Friday, 3 December 2010

Has he or hasn't he?

Sly innuendo is not something you expect to encounter when you consult the Oxford English Dictionary.

However, in announcing the publication this week of the new version of the OED Online, its editor has given this question as an example of the kind of thing it can answer: Would Prince William have 'joined giblets' with Kate?

For the benefit of those sad individuals who cannot afford the subscription and do not belong to an English library or other institution which gives you free access to the OED, I will tell you what I found in the Historical Thesaurus now incorporated with it.   The answer is 'No, not yet'.  (To join one's giblets means to get married.)

On second thoughts, this is probably not the only instance of impropriety to be found in the great work. I haven't looked for others, but scattered among its thousands of pages there must surely be more examples of suggestive interpretations, definitions or etymologies. If anyone can find some and pass them on to me, I shall be happy to publish a list for the gratification of the more prurient of my readers.

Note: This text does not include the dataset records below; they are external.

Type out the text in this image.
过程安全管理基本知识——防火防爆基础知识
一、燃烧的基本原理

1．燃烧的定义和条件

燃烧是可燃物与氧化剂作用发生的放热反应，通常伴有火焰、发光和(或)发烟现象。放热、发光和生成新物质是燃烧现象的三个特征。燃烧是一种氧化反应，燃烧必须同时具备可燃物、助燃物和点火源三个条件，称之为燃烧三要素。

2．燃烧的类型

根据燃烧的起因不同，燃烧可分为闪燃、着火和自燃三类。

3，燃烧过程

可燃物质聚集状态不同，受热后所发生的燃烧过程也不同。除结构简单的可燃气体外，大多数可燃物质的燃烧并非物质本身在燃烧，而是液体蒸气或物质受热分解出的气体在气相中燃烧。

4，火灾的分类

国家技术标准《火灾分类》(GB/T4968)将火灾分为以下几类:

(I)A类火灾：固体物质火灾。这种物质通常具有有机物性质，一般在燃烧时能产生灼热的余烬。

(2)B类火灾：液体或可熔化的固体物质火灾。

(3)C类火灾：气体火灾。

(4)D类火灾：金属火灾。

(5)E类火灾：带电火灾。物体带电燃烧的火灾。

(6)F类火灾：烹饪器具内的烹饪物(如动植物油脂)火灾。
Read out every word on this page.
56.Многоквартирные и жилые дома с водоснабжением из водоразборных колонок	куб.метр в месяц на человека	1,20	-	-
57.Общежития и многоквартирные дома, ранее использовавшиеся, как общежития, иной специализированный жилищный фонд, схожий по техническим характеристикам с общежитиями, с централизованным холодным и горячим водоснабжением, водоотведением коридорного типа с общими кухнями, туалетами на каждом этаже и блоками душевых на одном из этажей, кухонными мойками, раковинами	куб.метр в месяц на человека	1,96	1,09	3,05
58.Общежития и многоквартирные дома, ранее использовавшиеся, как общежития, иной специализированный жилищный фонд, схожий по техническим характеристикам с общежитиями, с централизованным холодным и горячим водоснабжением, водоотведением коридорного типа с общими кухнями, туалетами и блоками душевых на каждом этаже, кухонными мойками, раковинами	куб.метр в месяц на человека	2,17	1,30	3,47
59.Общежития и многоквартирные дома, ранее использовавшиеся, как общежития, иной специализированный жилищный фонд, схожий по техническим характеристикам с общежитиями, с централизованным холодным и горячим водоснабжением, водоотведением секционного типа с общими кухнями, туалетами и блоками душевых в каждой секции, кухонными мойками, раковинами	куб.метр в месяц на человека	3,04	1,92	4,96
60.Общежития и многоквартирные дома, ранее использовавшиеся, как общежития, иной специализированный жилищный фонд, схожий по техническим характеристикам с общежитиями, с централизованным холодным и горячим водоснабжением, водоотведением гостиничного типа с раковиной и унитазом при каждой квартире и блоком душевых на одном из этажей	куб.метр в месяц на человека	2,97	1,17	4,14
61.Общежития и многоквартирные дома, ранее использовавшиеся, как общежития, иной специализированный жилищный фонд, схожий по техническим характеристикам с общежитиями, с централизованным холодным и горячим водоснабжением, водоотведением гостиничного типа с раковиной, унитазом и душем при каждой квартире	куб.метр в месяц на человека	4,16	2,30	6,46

I am referring of course only to gentle indelicacies. Everyone knows that the OED, aiming to be comprehensive in its coverage of the English language, contains on almost every page a plethora of explicit obscenity. I won't have any of that sort of thing in OMF: if you are keen on this, you will have to take out a second mortgage or join a library so that you can subscribe to OED online and search it for filthy words.

Sunday, 28 November 2010

Bustling over large balls

For at least seven hundred years efforts have been made to stop people playing football. Sadly, this noble cause has never had much success.

In 1314 the Mayor of London issued the following proclamation on behalf of King Edward II:
For as much as there is great noise in the city caused by bustling over large balls...from which many evils might arise which God forbid: We command and forbid on behalf of the king, on pain of imprisonment, such game to be used in the city in future.

In 1349, Edward III sent a letter of complaint to the sheriffs of London declaring that "the skill of shooting with arrows was almost totally laid aside for the purpose of useless and unlawful games such as football."  The danger attending the pastime occasioned King James I of England, in the rules drawn up by himself for the recreations of his son Henry Prince of Wales, to give the following instructions:
From this court I debarre all rough and violent exercises, as the foote-ball. meeter for laming than making able the users thereof; but the exercises I would have you to use, although but moderately, not making a craft of them, are running, leaping, wrestling, fencing, dancing, and playing at the caitch, or tennise, archerie, palle-malle and suchlike other fair and pleasant field-games.

Richard II in 1389 and Henry IV in 1401 tried again to little avail.

In 1424, under James I of Scotland, an Act of Parliament was passed outlawing the game:
It is statute, and the king forbiddis. that na man play at the fute-ball under the paine of fiftie schillings, to be raised to the lord of the land als oft as he be tainted. or to the scheriffe of the lands or his ministers if the lords will not punish sik trespassours.

(On the other hand, in 1526 Henry VIII ordered a pair of football boots of leather, handstitched by the Royal Cordwainer; they cost four shillings. But perhaps he was more serious about footwear than football: at the same time he ordererd seventy-seven other pairs of boots, buskins, shoes and slippers.)

It is regrettable that our later sovereigns did not attempt to continue this salutary if fruitless campaign, and it seems unlikely that the Windsors will ever renew it.